Um biltre arrependido

James estava sentado próximo à lareira, coberto pela capa de invisibilidade. Ele ouvira Mary dizer a Evans que o Snivellus estava esperando por ela na passagem para o Salão Comunal.

O menino sentia uma dor terrível. Nunca se arrependera tanto de um ato quanto agora. Ela esteve chorando quase que a tarde toda. James jamais entendera a amizade dos dois, mas definitivamente, Snape era muito importante para a Evans.

Você é tão ruim quanto ele... Tão ruim quanto ele. Talvez ela tivesse razão, mesmo que James não fosse capaz de chamá-la por aquele nome terrível. Todavia ele ajudara acabar com uma amizade de anos. Ele sentia-se parcialmente responsável por fazê-la chorar. Ele era tão ruim quanto Snivellus.

Ele a viu quando voltou. A garota ficou parada uns instantes perto do quadro, como se refletisse de devia ou não ir atrás do amigo.

James pensou se deveria falar com ela. Bem, ele não era a pessoa que ela mais desejava ver no momento, mas o mínimo que podia fazer era se desculpar. Retirou a capa e levantou-se.

-Ei, Evans...

-Potter, você estava aí? Não tinha te visto. O que você quer? – o rosto dela estava sério; raivoso.

-Eu só queria conversar.

Ele não soube definir a expressão que se formou no rosto dela. Quis se aproximar, abraçá-la, mas sabia que seria rapidamente repelido.
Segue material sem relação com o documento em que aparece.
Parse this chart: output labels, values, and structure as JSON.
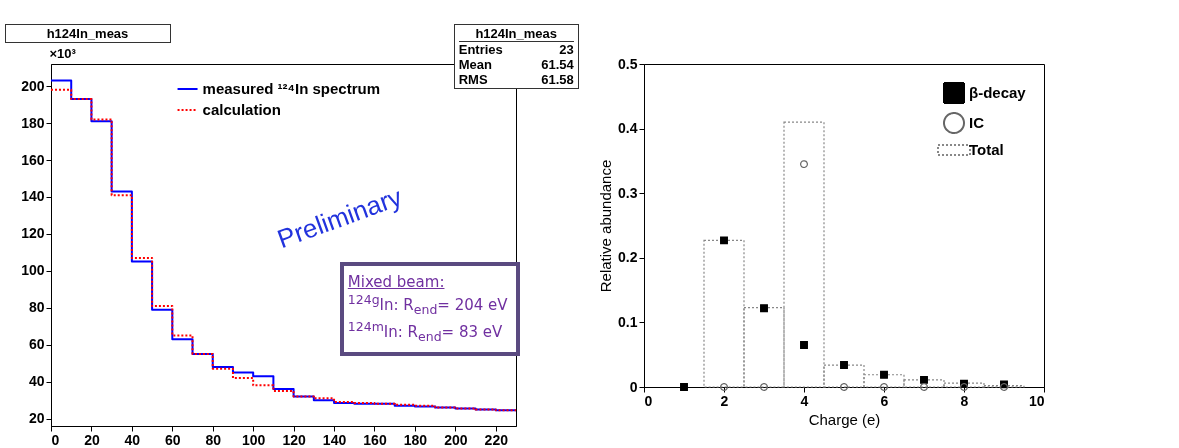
{
  "chart_data": [
    {
      "type": "histogram",
      "title": "h124In_meas",
      "ylabel": "×10³",
      "bins": [
        0,
        10,
        20,
        30,
        40,
        50,
        60,
        70,
        80,
        90,
        100,
        110,
        120,
        130,
        140,
        150,
        160,
        170,
        180,
        190,
        200,
        210,
        220,
        230
      ],
      "series": [
        {
          "name": "measured ¹²⁴In spectrum",
          "color": "#0000ff",
          "line_style": "solid",
          "values": [
            203,
            193,
            181,
            143,
            105,
            79,
            63,
            55,
            48,
            45,
            43,
            36,
            32,
            30,
            28.5,
            28,
            28,
            27,
            26.5,
            26,
            25.5,
            25,
            24.5
          ]
        },
        {
          "name": "calculation",
          "color": "#ff0000",
          "line_style": "dotted",
          "values": [
            198,
            193,
            182,
            141,
            107,
            81,
            65,
            55,
            47,
            42,
            38,
            35,
            32,
            31,
            29,
            28.5,
            28,
            27.5,
            27,
            26,
            25.5,
            25,
            24.5
          ]
        }
      ],
      "xlim": [
        0,
        230
      ],
      "xticks": [
        0,
        20,
        40,
        60,
        80,
        100,
        120,
        140,
        160,
        180,
        200,
        220
      ],
      "ylim": [
        16,
        212
      ],
      "yticks": [
        20,
        40,
        60,
        80,
        100,
        120,
        140,
        160,
        180,
        200
      ],
      "legend": "top",
      "grid": false,
      "annotations": [
        "h124In_meas",
        "Entries 23",
        "Mean 61.54",
        "RMS 61.58",
        "Preliminary",
        "Mixed beam:",
        "$^{124g}$In: R$_{end}$= 204 eV",
        "$^{124m}$In: R$_{end}$= 83 eV"
      ]
    },
    {
      "type": "bar",
      "xlabel": "Charge (e)",
      "ylabel": "Relative abundance",
      "series": [
        {
          "name": "β-decay",
          "type": "scatter",
          "marker": "square",
          "color": "#000000",
          "x": [
            1,
            2,
            3,
            4,
            5,
            6,
            7,
            8,
            9
          ],
          "values": [
            0,
            0.227,
            0.122,
            0.065,
            0.034,
            0.019,
            0.011,
            0.005,
            0.004
          ]
        },
        {
          "name": "IC",
          "type": "scatter",
          "marker": "circle",
          "color": "#666666",
          "x": [
            2,
            3,
            4,
            5,
            6,
            7,
            8,
            9
          ],
          "values": [
            0,
            0,
            0.345,
            0,
            0,
            0,
            0,
            0
          ]
        },
        {
          "name": "Total",
          "type": "bar",
          "color": "#888888",
          "line_style": "dotted",
          "x": [
            2,
            3,
            4,
            5,
            6,
            7,
            8,
            9
          ],
          "values": [
            0.227,
            0.123,
            0.41,
            0.034,
            0.019,
            0.011,
            0.006,
            0.002
          ]
        }
      ],
      "xlim": [
        0,
        10
      ],
      "xticks": [
        0,
        2,
        4,
        6,
        8,
        10
      ],
      "ylim": [
        0,
        0.5
      ],
      "yticks": [
        0,
        0.1,
        0.2,
        0.3,
        0.4,
        0.5
      ],
      "legend": "top right",
      "grid": false
    }
  ]
}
-Potter, hoje não. Sério. Será que você consegue me deixar em paz?

-Eu só queria me desculpar.

-Como se mudasse alguma coisa.

A ruiva subiu as escadas para o dormitório feminino, deixando um James perplexo para trás. Ele tinha se desculpado. Será que ela o odiaria para sempre? O menino sentiu uma dor estranha no peito.
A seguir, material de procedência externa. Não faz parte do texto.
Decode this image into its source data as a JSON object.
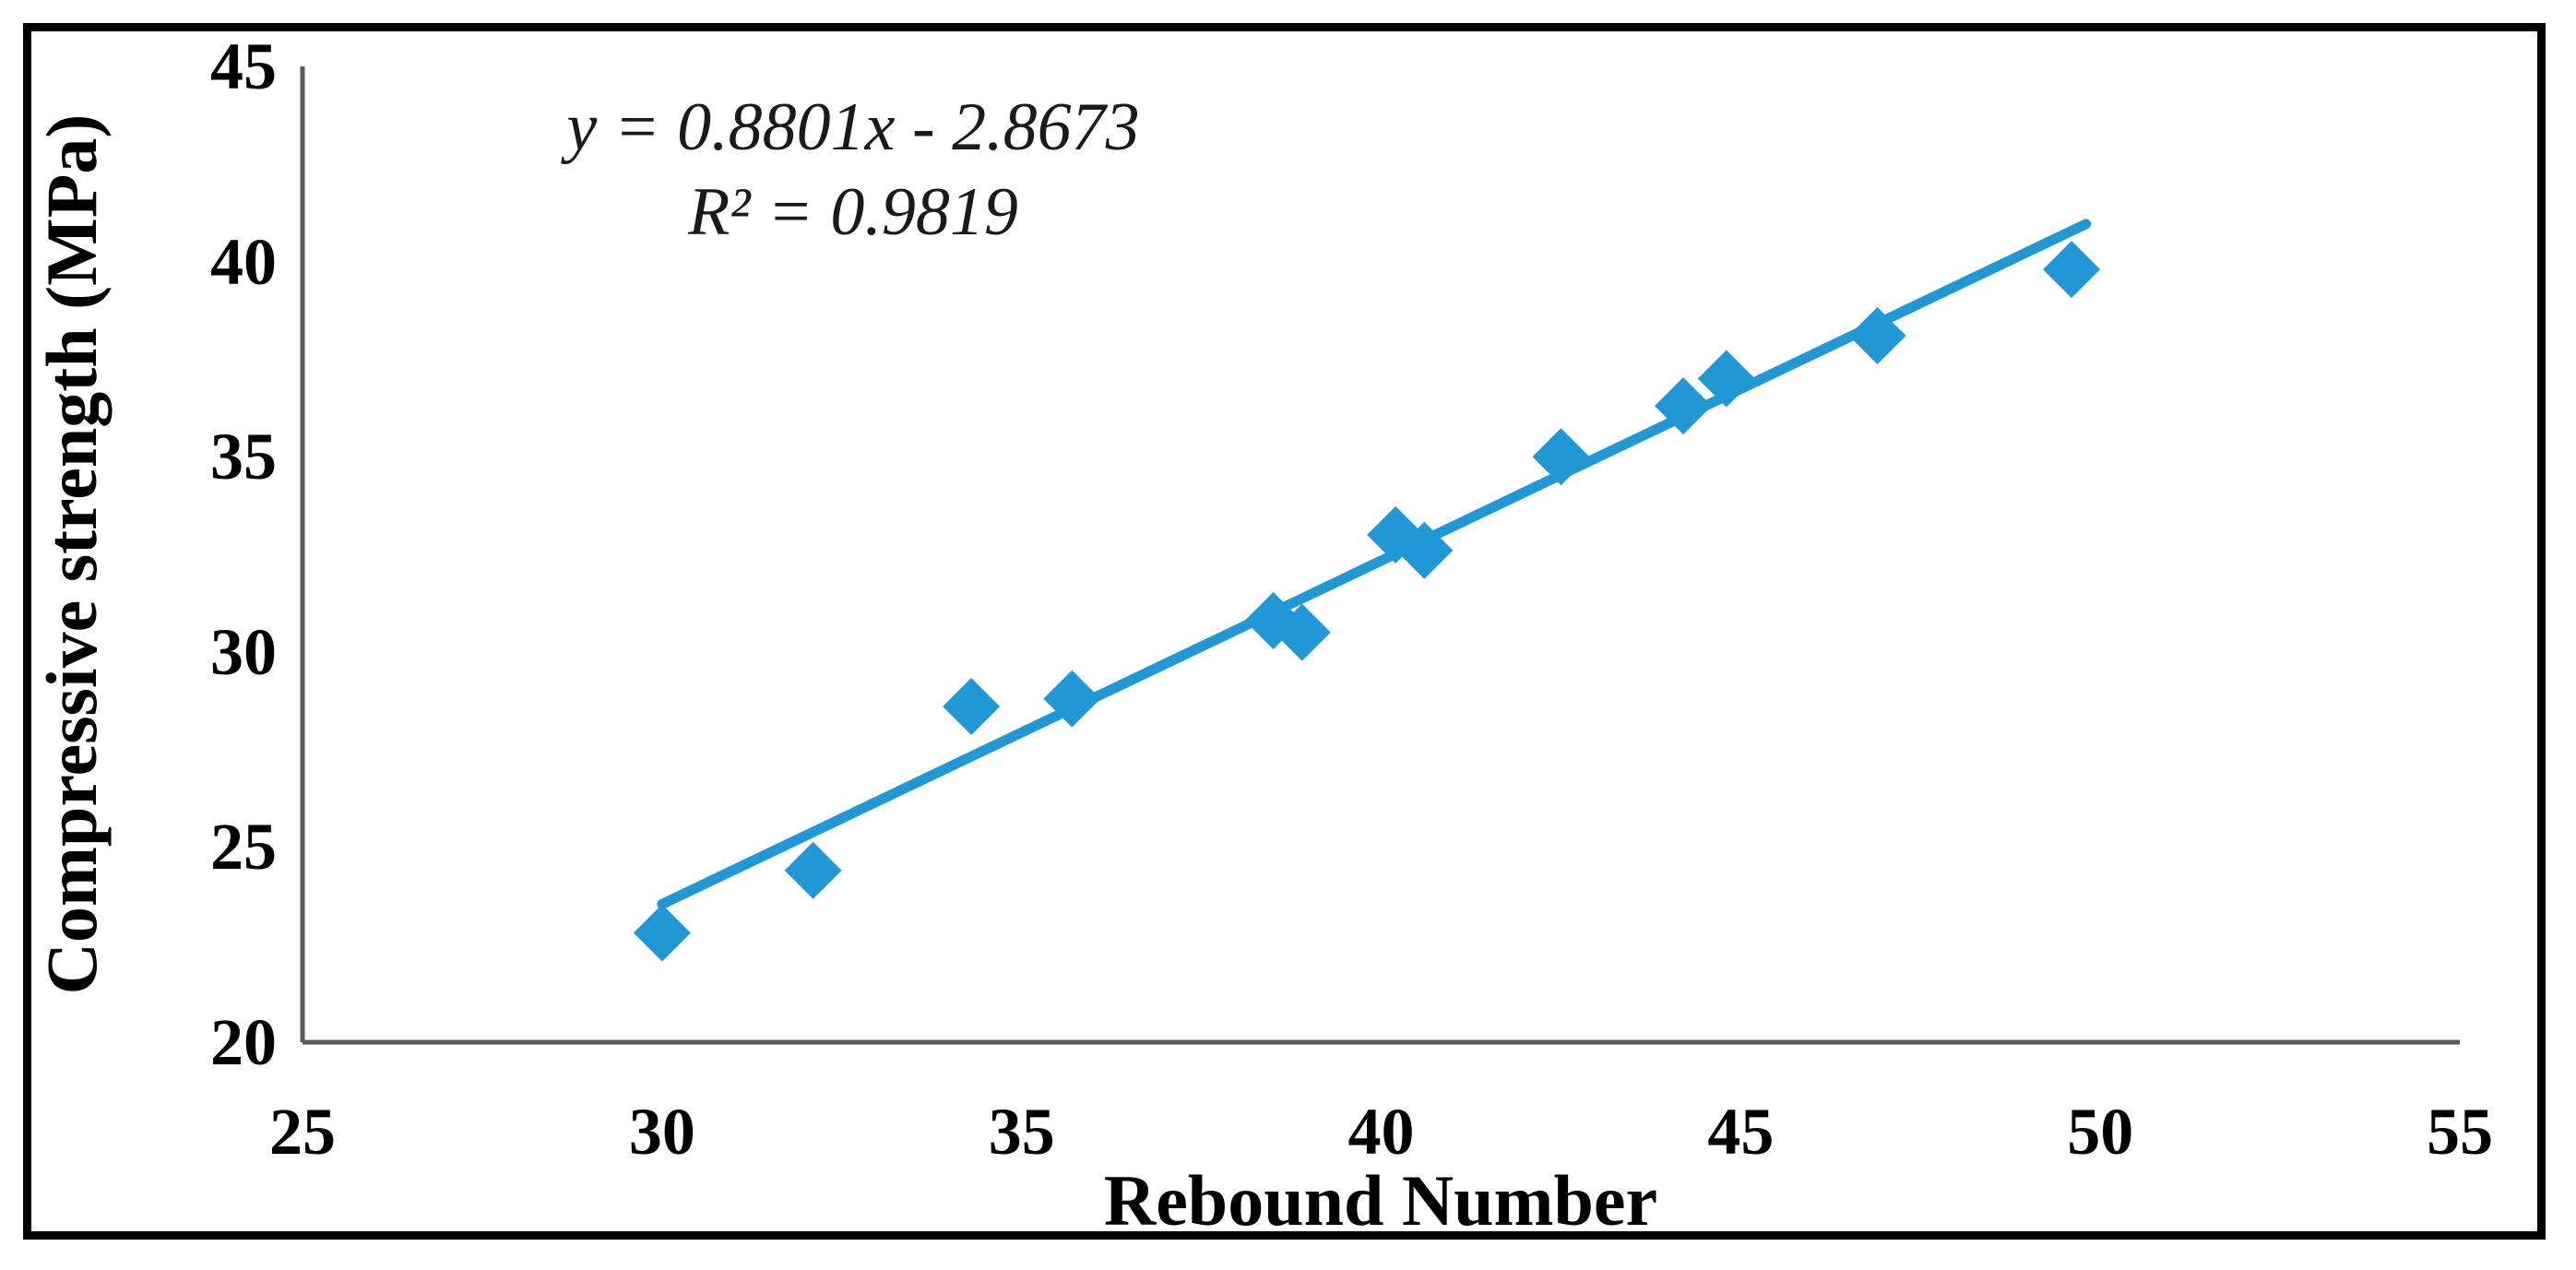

Quando Evans entrou no Salão para tomar café, James a seguiu com os olhos. Ela tinha uma aparência calma, mas era possível perceber que chorara a noite toda. Comeu pouco e passou grande parte do tempo lendo o livro de Transfiguração.

Ele viu quando Snape chegou. O olhar dele se cruzou com o dela. E James quase pode tocar a tensão que se formou. Evans apertou o livro entre as mãos e levantou-se da mesa. James quis segui-la, fez até menção de se levantar, mas desistiu. Ela não falaria com ele.

-O que você tem? – Sirius perguntou ao ver que o amigo não tirava os olhos da mesa Slytherin.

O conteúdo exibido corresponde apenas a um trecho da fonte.